COVID-19 has presented challenges for other far-right groups across Europe. As a result of COVID-19, support for Germany’s largest far-right group, the AfD, has fallen from 15% to 9%. In Italy, the League, which was briefly a coalition government partner in 2018, has seen its support drop 11 percentage points from summer 2019. As a new wave of COVID-19 is spreading across Europe, far-right groups are on the decline, either through legal means or by their own principles. Many of these parties have been against strict lockdowns and have also described the pandemic as a “hoax” while dismissing the role of science and expertise. A new far-right group in Greece called Greek Solution is under investigation for producing TV ads describing magical remedies from COVID-19. 

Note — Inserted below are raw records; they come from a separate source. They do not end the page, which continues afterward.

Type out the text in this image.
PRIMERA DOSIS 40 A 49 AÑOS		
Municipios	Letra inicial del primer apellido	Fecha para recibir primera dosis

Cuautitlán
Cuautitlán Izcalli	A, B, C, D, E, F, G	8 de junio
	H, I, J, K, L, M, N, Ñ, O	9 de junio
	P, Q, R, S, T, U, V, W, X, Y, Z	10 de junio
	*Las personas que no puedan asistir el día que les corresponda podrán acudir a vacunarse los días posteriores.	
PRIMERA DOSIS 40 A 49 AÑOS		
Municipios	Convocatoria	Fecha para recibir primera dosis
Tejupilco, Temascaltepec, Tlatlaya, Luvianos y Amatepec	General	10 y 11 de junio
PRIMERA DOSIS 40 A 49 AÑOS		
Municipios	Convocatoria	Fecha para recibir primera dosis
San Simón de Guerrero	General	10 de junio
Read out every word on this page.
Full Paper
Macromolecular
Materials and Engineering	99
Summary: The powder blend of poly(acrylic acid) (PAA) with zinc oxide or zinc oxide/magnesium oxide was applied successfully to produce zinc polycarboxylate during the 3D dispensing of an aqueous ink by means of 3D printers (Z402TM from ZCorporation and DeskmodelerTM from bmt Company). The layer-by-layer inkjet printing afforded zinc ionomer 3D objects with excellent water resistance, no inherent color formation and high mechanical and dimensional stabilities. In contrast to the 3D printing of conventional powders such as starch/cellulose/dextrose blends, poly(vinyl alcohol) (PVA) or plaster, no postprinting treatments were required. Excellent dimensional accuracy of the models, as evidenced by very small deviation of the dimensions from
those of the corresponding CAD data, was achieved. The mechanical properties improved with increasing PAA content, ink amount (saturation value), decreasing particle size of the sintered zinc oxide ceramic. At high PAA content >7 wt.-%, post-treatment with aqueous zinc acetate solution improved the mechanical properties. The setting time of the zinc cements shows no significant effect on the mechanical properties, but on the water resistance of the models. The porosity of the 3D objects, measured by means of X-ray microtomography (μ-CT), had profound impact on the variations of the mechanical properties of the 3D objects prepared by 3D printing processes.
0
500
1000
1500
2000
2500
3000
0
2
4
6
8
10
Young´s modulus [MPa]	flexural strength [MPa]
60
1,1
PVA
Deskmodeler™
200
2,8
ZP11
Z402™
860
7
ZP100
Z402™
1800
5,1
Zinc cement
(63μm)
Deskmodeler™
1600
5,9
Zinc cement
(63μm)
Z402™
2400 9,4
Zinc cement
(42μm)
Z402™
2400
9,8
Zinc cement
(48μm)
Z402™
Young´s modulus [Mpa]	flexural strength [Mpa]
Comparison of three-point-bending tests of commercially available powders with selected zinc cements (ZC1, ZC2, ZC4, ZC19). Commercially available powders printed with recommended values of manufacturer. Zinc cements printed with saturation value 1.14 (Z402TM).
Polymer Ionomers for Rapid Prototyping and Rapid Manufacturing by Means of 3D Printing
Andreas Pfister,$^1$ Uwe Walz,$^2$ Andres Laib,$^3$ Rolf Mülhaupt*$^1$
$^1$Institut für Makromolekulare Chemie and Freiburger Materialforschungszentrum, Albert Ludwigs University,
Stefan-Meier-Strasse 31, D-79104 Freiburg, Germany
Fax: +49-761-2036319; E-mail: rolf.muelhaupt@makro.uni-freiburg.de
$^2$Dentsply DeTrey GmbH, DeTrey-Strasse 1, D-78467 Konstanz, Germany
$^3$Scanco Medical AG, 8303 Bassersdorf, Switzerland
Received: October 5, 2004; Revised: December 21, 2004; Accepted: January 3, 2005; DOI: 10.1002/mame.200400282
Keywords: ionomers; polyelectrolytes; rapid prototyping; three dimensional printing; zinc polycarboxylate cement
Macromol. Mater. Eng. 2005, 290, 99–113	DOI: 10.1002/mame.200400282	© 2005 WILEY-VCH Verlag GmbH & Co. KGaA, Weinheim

Europe may have passed its peak populist moment, but the circumstances are ripe for the return of far-right and far-left groups in the future. Greece’s unemployment rate is still high at around 16% and the economic recovery from COVID-19 risks exacerbating pre-existing divisions between northern and southern Europe. Italy, Greece, and Spain have high levels of public debt, and creditor states like Germany often favour harsh austerity measures that are deeply unpopular. 

As the pandemic continues, people will be out of work for some time and will likely search for a manifestation of their grievances.  With Germany, the EU, and immigrants likely to be the scapegoats once again, the fringes of the political spectrum may be a viable vessel. The criminalisation of Golden Dawn likely sends a powerful message of deterrence while acting in favour of the rule of law. However, the volatility of COVID-19 and renewed economic uncertainty and inequity may provide the incentive for opposing parties to plant their flags.